Even more troubling to some in traditional Hollywood is where the box-office growth is coming from.
The upper tier of the chart, they say, is carrying a growing amount of the load. Although overall box office is up 8 percent compared with last year, the revenue for the top five grossing movies is up double that, which means that all the other movies on average are well down.
Similarly, in 2009, the top 10 films constituted 30 percent of overall box office. In 2018, that number has risen to 36 percent. This indicates a kind of wealth gap, in which only a very small number of movies generate significant revenue.
What’s more, that top tier is made up of very few genres. In 2009, the top 10 movies were distributed among science fiction, vampire, fantasy, action-adventure, animated adventure, football drama and raunchy comedies. “The Blind Side” was on the list. So were “Avatar,” “Sherlock Holmes” and “Twilight.” And “The Hangover.” Disney had one movie.
But seven of the 10 highest-grossing movies in 2018 are either films with Marvel or animated characters, the industry’s seemingly only reliable pillars. An eighth is a Star Wars film. The remaining two are a Mission: Impossible and a Jurassic Park sequel. Half of the films come from Disney.
The fear, close watchers of the industry say, is what happens if — or when — the bottom falls out of the superhero boom. Without diversification, it could bring disaster.
“I’m not convinced that these franchises like Star Wars and Marvel can sustain for a long time. How many times can you save the world from a really bad person?” said Russell Roberts, a professor of economics at George Mason University. “And if it does, there’s no guarantee anything takes its place.
“I don’t think it’s a stretch to say that the movie theater business could one day contract or even disappear,” he added. Roberts offered the analogy of bookselling, which saw a great contraction with the arrival of online sales and, though it still exists, has realigned itself as a far more niche business.
Even the holiday release window, despite not seeing a Star Wars movie for the first time since 2014, does not exactly scream multiple genres with its three most promise-laden releases. “Mary Poppins Returns” is Disney family entertainment. “Bumblebee” is major intergalactic spectacle that is a superhero movie in all but name. “Aquaman” is — of course — a superhero movie. One other recently released film, “Spider-Man: Into the Spider-Verse” — which as an animated superhero movie combines both trends — is also flourishing.
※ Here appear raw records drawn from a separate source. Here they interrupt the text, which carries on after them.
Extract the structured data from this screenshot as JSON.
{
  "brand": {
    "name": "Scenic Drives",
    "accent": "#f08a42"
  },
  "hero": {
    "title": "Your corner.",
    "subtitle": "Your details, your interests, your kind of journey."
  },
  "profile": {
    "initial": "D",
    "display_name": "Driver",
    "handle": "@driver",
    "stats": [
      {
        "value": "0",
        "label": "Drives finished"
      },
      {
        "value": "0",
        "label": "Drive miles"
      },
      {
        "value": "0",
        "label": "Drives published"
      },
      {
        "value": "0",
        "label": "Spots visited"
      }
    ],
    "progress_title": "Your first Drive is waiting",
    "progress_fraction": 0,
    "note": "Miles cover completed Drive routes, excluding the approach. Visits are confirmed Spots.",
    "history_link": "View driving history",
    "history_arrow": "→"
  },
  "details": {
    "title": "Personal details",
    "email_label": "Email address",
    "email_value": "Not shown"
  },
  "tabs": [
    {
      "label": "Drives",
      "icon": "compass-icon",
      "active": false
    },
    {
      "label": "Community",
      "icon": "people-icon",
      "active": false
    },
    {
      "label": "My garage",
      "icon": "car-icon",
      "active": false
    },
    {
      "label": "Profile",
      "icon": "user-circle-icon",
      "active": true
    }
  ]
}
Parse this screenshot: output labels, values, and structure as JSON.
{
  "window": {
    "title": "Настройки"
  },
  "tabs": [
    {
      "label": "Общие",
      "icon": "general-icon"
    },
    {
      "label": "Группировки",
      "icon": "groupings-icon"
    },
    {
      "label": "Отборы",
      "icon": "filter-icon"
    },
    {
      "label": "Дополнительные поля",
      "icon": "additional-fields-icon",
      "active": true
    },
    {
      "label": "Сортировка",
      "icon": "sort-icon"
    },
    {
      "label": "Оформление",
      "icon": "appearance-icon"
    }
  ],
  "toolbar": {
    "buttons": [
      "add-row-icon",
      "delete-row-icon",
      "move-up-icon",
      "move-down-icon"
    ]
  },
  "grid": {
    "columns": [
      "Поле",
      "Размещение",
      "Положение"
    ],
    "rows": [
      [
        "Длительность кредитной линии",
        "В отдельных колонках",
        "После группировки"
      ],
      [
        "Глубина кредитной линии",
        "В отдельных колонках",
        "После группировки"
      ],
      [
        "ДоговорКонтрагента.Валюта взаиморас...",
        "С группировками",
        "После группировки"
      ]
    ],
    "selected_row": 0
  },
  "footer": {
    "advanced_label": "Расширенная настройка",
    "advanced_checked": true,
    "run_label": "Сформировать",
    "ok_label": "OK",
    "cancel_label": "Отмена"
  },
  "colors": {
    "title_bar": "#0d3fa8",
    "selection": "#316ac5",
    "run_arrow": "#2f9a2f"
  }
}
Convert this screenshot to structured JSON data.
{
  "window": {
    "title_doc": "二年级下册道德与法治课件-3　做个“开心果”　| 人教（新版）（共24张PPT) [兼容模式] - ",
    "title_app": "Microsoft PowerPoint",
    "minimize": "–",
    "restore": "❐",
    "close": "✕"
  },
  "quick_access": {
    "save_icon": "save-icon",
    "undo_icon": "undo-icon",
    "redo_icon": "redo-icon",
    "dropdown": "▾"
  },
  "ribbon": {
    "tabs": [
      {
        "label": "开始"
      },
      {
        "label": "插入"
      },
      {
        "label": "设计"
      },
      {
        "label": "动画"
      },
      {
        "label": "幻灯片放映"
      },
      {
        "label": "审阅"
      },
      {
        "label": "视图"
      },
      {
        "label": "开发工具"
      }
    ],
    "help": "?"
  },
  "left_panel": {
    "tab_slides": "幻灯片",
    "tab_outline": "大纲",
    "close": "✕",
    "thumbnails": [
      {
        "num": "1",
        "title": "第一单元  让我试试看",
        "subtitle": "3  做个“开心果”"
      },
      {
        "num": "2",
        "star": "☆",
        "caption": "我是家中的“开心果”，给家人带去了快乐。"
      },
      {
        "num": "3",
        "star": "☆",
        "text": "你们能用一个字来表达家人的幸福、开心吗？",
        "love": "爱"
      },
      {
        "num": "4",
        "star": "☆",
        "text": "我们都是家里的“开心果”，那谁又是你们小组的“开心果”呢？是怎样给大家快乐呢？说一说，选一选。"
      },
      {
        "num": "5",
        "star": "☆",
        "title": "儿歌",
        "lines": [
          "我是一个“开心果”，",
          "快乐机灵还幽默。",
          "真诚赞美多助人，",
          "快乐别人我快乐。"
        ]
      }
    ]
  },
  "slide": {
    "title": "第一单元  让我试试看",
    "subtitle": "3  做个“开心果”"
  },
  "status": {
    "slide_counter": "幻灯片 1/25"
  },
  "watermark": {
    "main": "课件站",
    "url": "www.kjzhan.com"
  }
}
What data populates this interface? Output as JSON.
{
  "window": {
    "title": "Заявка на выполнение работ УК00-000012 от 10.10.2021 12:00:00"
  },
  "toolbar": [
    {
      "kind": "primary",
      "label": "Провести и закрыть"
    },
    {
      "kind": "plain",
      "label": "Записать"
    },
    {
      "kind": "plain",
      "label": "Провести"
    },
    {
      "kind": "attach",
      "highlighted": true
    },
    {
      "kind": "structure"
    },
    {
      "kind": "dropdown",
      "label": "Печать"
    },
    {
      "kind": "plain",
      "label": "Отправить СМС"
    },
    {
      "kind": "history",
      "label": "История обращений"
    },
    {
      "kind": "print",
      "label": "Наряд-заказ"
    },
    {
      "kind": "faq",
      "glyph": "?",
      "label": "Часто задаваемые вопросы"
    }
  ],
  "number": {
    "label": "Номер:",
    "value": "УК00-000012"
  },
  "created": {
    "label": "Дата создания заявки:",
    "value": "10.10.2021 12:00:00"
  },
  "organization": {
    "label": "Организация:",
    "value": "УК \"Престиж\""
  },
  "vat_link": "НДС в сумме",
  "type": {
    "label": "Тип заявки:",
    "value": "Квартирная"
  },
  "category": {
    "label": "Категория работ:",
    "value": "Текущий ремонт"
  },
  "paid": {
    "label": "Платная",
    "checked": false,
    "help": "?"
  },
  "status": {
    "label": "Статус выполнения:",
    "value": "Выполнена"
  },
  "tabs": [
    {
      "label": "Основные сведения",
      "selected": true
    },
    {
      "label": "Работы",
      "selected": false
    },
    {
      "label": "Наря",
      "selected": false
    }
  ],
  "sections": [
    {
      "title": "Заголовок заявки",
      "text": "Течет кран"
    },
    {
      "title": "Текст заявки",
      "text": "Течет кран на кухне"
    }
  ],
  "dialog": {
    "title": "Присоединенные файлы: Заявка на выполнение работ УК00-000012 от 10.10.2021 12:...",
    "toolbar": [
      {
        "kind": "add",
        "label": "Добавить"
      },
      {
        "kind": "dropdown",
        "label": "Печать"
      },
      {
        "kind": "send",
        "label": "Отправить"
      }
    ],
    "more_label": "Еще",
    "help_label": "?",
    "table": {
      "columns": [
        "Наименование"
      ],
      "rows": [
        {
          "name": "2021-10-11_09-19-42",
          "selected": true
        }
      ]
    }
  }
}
Two studio executives, who asked not to be identified because they were not authorized to speak to the press, say these movies are made because the public wants them and that the studios would shift course if the market dried up. (Roberts noted that superhero films are “the symptom, not the cause — what people are willing to pay $20 in a theater for is much narrower than it used to be.”)
Besides, the executives point out, there’s room for smaller films to break through, noting the success of the transpacific romantic comedy “Crazy Rich Asians” and the high-concept science-fiction-horror “A Quiet Place” earlier this year.
But others say those are more exception than rule.
“You have occasional more-niche hits, but there doesn’t seem to be much room for them,” said Nash, the box-office expert. “The money,” he added, “all comes from the top.”